Lastly, with NDC, airlines can also provide a wider variety of approved offers through GDSs. In turn, GDSs will no longer need to compile offers in their own systems for agencies. By selling airline approved rates, agencies can expect to see a reduction in debit memos (notice sent by airlines for additional compensation and disputing a fare compiled in the GDS system).
What capabilities should travel agencies be developing to take advantage of NDC?
Travel agencies have to update their workflows and technologies to adapt to this new way of airline retailing. “This is our area of expertise, and in spite of NDC’s infancy, we are already developing these capabilities for our agency clients,” said Owen Hughes. “For example, in order to benefit from access to real-time deal updates, travel agencies must be able to capture that rate — and show it to their customers in real time as well.”
“Some airlines, predominantly in Europe, are introducing new commercial models, like offering incentives to agencies that directly connect with them, to encourage NDC adoption,” said Owen Hughes. “With product and technology innovation, commercial models will also evolve. We expect to see a certain amount of trial and error, but as the technology is refined in 2019, these models should start to steady out. Agencies’ workflow and technology evolutions must consider these as well.”
In preparation for the future of airline retailing, “agencies should account for the fact that passenger name records (PNRs) and tickets (or orders) will now reside in the airline system, with a copy in the GDS system,” noted Owen Hughes. “This means that tickets will be issued by airlines directly, and not out of GDS systems.
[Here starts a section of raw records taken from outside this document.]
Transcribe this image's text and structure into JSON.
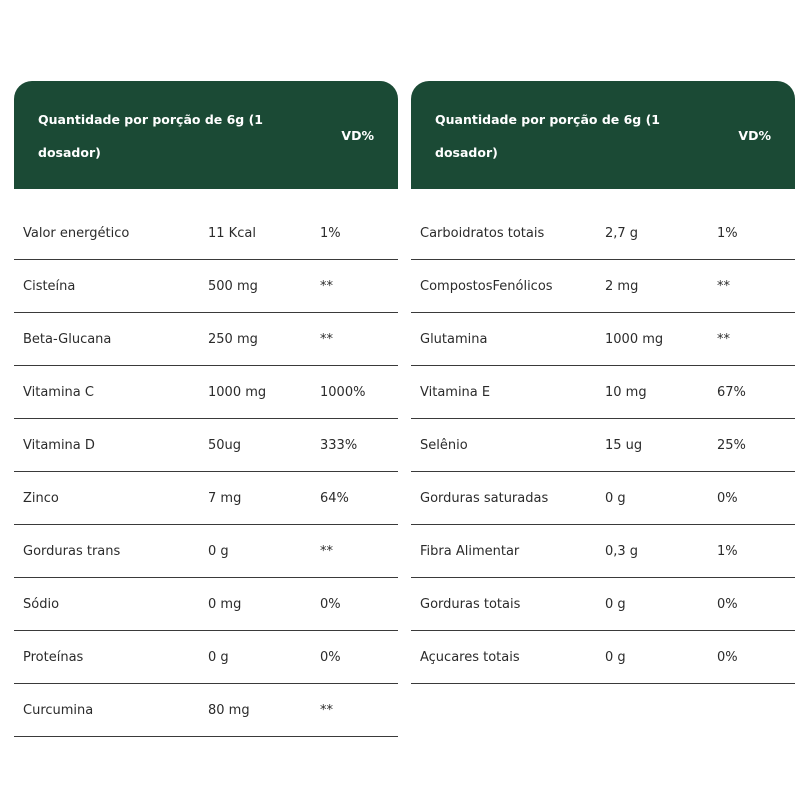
{
  "header": {
    "qty_label": "Quantidade por porção de 6g (1 dosador)",
    "vd_label": "VD%"
  },
  "left_table": [
    {
      "name": "Valor energético",
      "amount": "11 Kcal",
      "vd": "1%"
    },
    {
      "name": "Cisteína",
      "amount": "500 mg",
      "vd": "**"
    },
    {
      "name": "Beta-Glucana",
      "amount": "250 mg",
      "vd": "**"
    },
    {
      "name": "Vitamina C",
      "amount": "1000 mg",
      "vd": "1000%"
    },
    {
      "name": "Vitamina D",
      "amount": "50ug",
      "vd": "333%"
    },
    {
      "name": "Zinco",
      "amount": "7 mg",
      "vd": "64%"
    },
    {
      "name": "Gorduras trans",
      "amount": "0 g",
      "vd": "**"
    },
    {
      "name": "Sódio",
      "amount": "0 mg",
      "vd": "0%"
    },
    {
      "name": "Proteínas",
      "amount": "0 g",
      "vd": "0%"
    },
    {
      "name": "Curcumina",
      "amount": "80 mg",
      "vd": "**"
    }
  ],
  "right_table": [
    {
      "name": "Carboidratos totais",
      "amount": "2,7 g",
      "vd": "1%"
    },
    {
      "name": "CompostosFenólicos",
      "amount": "2 mg",
      "vd": "**"
    },
    {
      "name": "Glutamina",
      "amount": "1000 mg",
      "vd": "**"
    },
    {
      "name": "Vitamina E",
      "amount": "10 mg",
      "vd": "67%"
    },
    {
      "name": "Selênio",
      "amount": "15 ug",
      "vd": "25%"
    },
    {
      "name": "Gorduras saturadas",
      "amount": "0 g",
      "vd": "0%"
    },
    {
      "name": "Fibra Alimentar",
      "amount": "0,3 g",
      "vd": "1%"
    },
    {
      "name": "Gorduras totais",
      "amount": "0 g",
      "vd": "0%"
    },
    {
      "name": "Açucares totais",
      "amount": "0 g",
      "vd": "0%"
    }
  ],
  "colors": {
    "header_bg": "#1b4a35",
    "header_text": "#ffffff",
    "divider": "#3a3a3a"
  }
}
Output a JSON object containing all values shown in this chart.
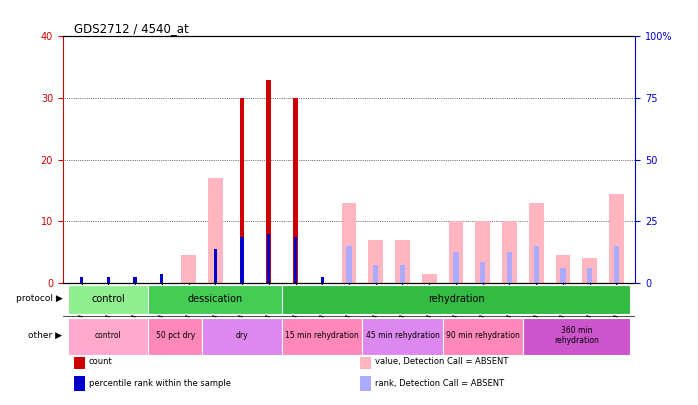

This serves as a first step towards implementing IATA’s One Order, where PNRs and Orders will be collapsed into one master record.”
One approach that Travelport is taking to ease the adoption of NDC is preserving a certain degree of familiarity for agencies by releasing new capabilities incrementally into existing booking platforms. “For example, NDC content is available through the Travelport Smartpoint platform, which is the current booking tool for offline travel agencies. NDC content for Trip Services, the booking platform for online travel agencies, is set to release later this year,” Owen Hughes said.
Agencies must also decide how they want to work with airlines in the future. What sort of deals are most relevant to their customers, and how can they ensure that the right deals are being surfaced for their travelers? For travel management companies, the question is even more complex. “How will personalization take travel policies into account, and how will workflows evolve as NDC content flows through online corporate booking tools?” he asked.
While being able to provide the aforementioned capabilities helps agencies differentiate themselves in the marketplace, it also means that they will have to take a more active role in discussions with airlines and GDSs to develop capabilities around policy control for business travel bookings to ensure relevance at all times.
Dave Bartels, vice president of pricing and revenue management at United Airlines, said “United is excited to be working with Travelport on our NDC initiative to provide tailored content to our customers through the Travelport subscriber network.”
For its part, Travelport enables this with rich content and branding features for the airlines. This allows agencies to not only offer great personalization to their customers, but also provide transparency and clarity as airlines continue to diversify and increase the number of offers available with NDC.
“While price is important, customers are increasingly looking at the value of the overall offer instead of the cheapest rate,” confirmed Owen Hughes. “Now, because agencies have a more flexible way of selling airline inventory than before, they will be able to have more comprehensive discussions with airlines — not just about price but the whole product bundle and what customers really want.”